Kamis, 15 September 2011

AULA September 2011

Halal Bihalal Pun Digugat


Seperti orang kurang pekerjaan, ada saja yang diusili. Dengan kemampuan ilmu agama yang terbatas, semua orang disalahkan, dibid’ahkan dan ditakut-takuti bakal masuk neraka. Kalau ingin masuk neraka, ikutilah dia. Tapi kiai NU sudah terbiasa dengan keusilan mereka itu. Sudah hafal.

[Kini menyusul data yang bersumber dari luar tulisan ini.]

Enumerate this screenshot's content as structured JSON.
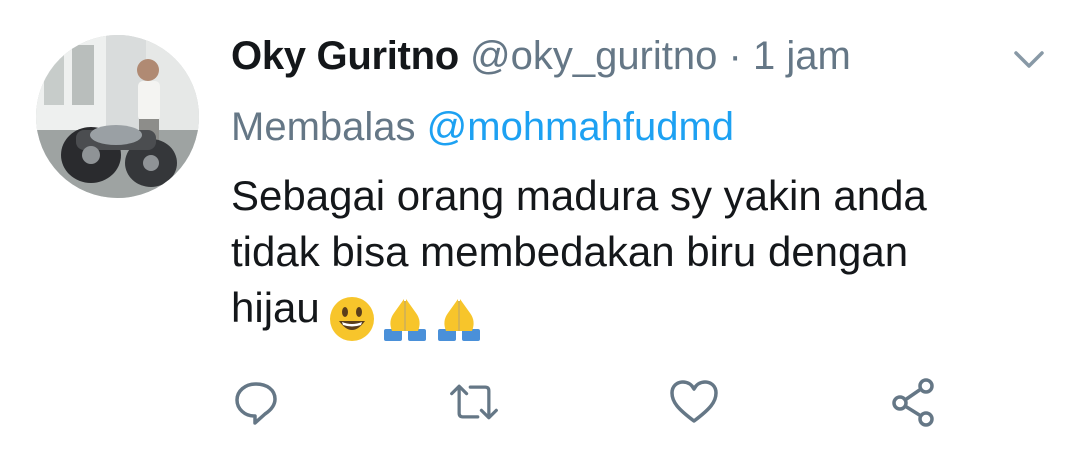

TELAH menjadi tradisi yang melekat pada diri bangsa Indonesia, ketika menjelang Hari Raya Idul Fitri, jutaan orang berduyun-duyun kembali ke kampung halaman. Kegiatan itu biasa disebut mudik. Karena orang yang memiliki kesamaan keinginan itu berjumlah sangat banyak, biasanya arus mudik menjadi padat. Meski terkesan sulit dan melelahkan dalam perjalanan, namun tetap terasa nikmat. Terbukti, setiap tahun mereka mengulangi ‘kesengsaraan’ itu lagi dan di jalan yang sama lagi. Sengsara membawa nikmat.

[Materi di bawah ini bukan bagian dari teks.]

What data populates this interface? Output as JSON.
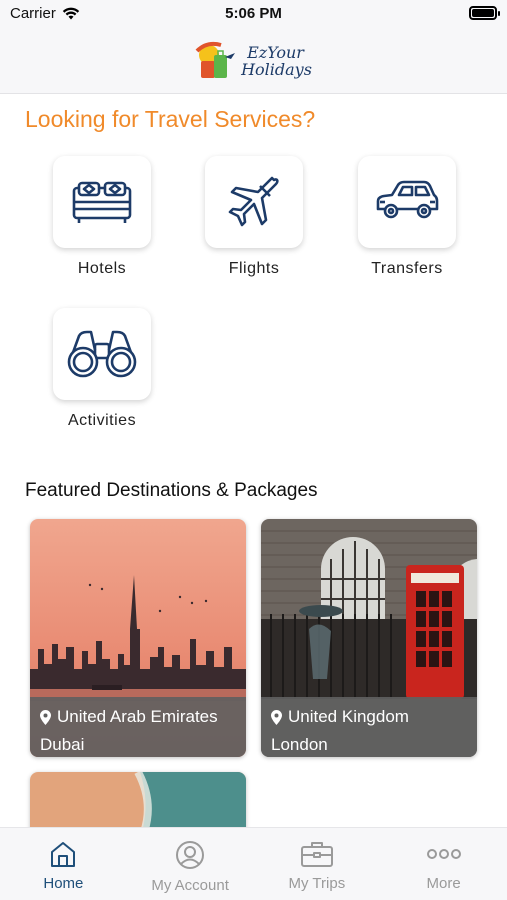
{
  "status_bar": {
    "carrier": "Carrier",
    "time": "5:06 PM"
  },
  "header": {
    "logo_line1": "EzYour",
    "logo_line2": "Holidays"
  },
  "services": {
    "title": "Looking for Travel Services?",
    "items": [
      {
        "label": "Hotels",
        "icon": "bed-icon"
      },
      {
        "label": "Flights",
        "icon": "airplane-icon"
      },
      {
        "label": "Transfers",
        "icon": "car-icon"
      },
      {
        "label": "Activities",
        "icon": "binoculars-icon"
      }
    ]
  },
  "featured": {
    "title": "Featured Destinations & Packages",
    "cards": [
      {
        "country": "United Arab Emirates",
        "city": "Dubai"
      },
      {
        "country": "United Kingdom",
        "city": "London"
      }
    ]
  },
  "tabbar": {
    "items": [
      {
        "label": "Home",
        "icon": "home-icon",
        "active": true
      },
      {
        "label": "My Account",
        "icon": "account-icon",
        "active": false
      },
      {
        "label": "My Trips",
        "icon": "briefcase-icon",
        "active": false
      },
      {
        "label": "More",
        "icon": "more-icon",
        "active": false
      }
    ]
  },
  "colors": {
    "accent": "#f08a2a",
    "icon_navy": "#1d3b68",
    "tab_active": "#1f4f7a"
  }
}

Setiba di kampung halaman, tujuan pertama adalah sungkem kepada kedua orang tua. Sungkem dilakukan sebagai tanda bakti dan penghormatan anak kepada kedua orang tua. Biasanya dilakukan dengan berjabat tangan, posisi anak lebih rendah, anak mencium tangan orang tua sambil meminta maaf. “Ngaturaken sedaya kelepatan, nyuwun pangapunten, Ibu,” begitu ucapan yang biasa meluncur dari bibir sang anak.

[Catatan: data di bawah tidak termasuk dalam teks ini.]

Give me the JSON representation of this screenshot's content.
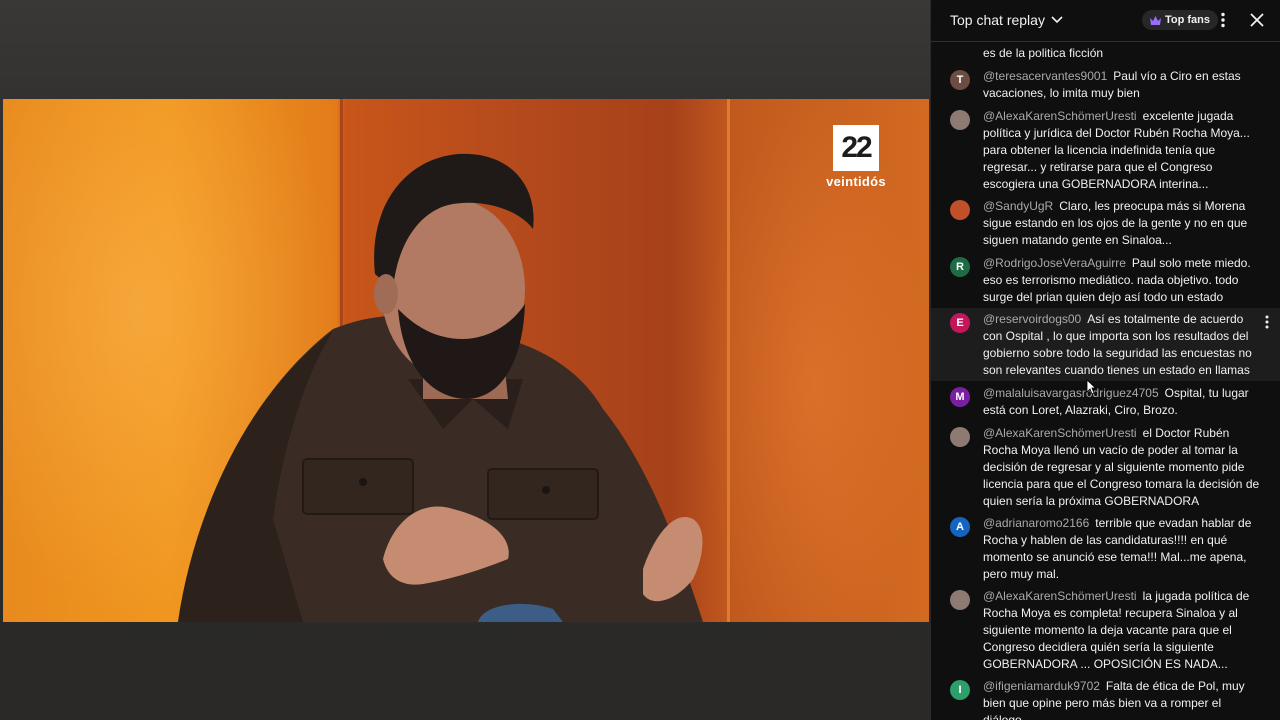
{
  "video": {
    "channel_logo": {
      "number": "22",
      "word": "veintidós"
    },
    "colors": {
      "orange": "#f0961f",
      "burnt": "#b54a1c",
      "jacket": "#3a2b25"
    }
  },
  "chat": {
    "title": "Top chat replay",
    "top_fans_label": "Top fans",
    "icons": {
      "title_dropdown": "chevron-down-icon",
      "top_fans": "crown-icon",
      "more": "more-vert-icon",
      "close": "close-icon"
    },
    "partial_message": "es de la politica ficción",
    "messages": [
      {
        "author": "@teresacervantes9001",
        "text": "Paul vío a Ciro en estas vacaciones, lo imita muy bien",
        "initial": "T",
        "avatar_color": "#6d4c41"
      },
      {
        "author": "@AlexaKarenSchömerUresti",
        "text": "excelente jugada política y jurídica del Doctor Rubén Rocha Moya... para obtener la licencia indefinida tenía que regresar... y retirarse para que el Congreso escogiera una GOBERNADORA interina...",
        "initial": "",
        "avatar_color": "#8d7b73"
      },
      {
        "author": "@SandyUgR",
        "text": "Claro, les preocupa más si Morena sigue estando en los ojos de la gente y no en que siguen matando gente en Sinaloa...",
        "initial": "",
        "avatar_color": "#c0502a"
      },
      {
        "author": "@RodrigoJoseVeraAguirre",
        "text": "Paul solo mete miedo. eso es terrorismo mediático. nada objetivo. todo surge del prian quien dejo así todo un estado",
        "initial": "R",
        "avatar_color": "#1e6b45"
      },
      {
        "author": "@reservoirdogs00",
        "text": "Así es totalmente de acuerdo con Ospital , lo que importa son los resultados del gobierno sobre todo la seguridad las encuestas no son relevantes cuando tienes un estado en llamas",
        "initial": "E",
        "avatar_color": "#c2185b"
      },
      {
        "author": "@malaluisavargasrodriguez4705",
        "text": "Ospital, tu lugar está con Loret, Alazraki, Ciro, Brozo.",
        "initial": "M",
        "avatar_color": "#7b1fa2"
      },
      {
        "author": "@AlexaKarenSchömerUresti",
        "text": "el Doctor Rubén Rocha Moya llenó un vacío de poder al tomar la decisión de regresar y al siguiente momento pide licencia para que el Congreso tomara la decisión de quien sería la próxima GOBERNADORA",
        "initial": "",
        "avatar_color": "#8d7b73"
      },
      {
        "author": "@adrianaromo2166",
        "text": "terrible que evadan hablar de Rocha y hablen de las candidaturas!!!! en qué momento se anunció ese tema!!! Mal...me apena, pero muy mal.",
        "initial": "A",
        "avatar_color": "#1565c0"
      },
      {
        "author": "@AlexaKarenSchömerUresti",
        "text": "la jugada política de Rocha Moya es completa! recupera Sinaloa y al siguiente momento la deja vacante para que el Congreso decidiera quién sería la siguiente GOBERNADORA ... OPOSICIÓN ES NADA...",
        "initial": "",
        "avatar_color": "#8d7b73"
      },
      {
        "author": "@ifigeniamarduk9702",
        "text": "Falta de ética de Pol, muy bien que opine pero más bien va a romper el diálogo",
        "initial": "I",
        "avatar_color": "#2e9e6b"
      }
    ]
  }
}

Setelah melakukan sungkem pada kedua orang tua, biasanya dilanjutkan dengan sungkem saudara kepada yang lebih tua. Dilanjutkan kepada paman, bibi dan saudara kedua orang tua yang lain. Setelah itu dilanjutkan dengan unjung-unjung. Maksud dari unjung-unjung adalah saling mengunjungi saudara dan tetangga untuk bersilaturahmi dan saling meminta maaf. Rumah orang yang dikunjungi biasanya telah menyediakan makanan sebagai jamuan. Mereka pun biasanya akrab saling bercerita karena telah lama tidak bersua. Kadang pada hari kedua dilanjutkan dengan halal bihalal keluarga untuk menyambung persaudaraan bani (anak cucu) tokoh tertentu. Inti acara tetap sama, menyambung silaturahmi dan saling bermaafan.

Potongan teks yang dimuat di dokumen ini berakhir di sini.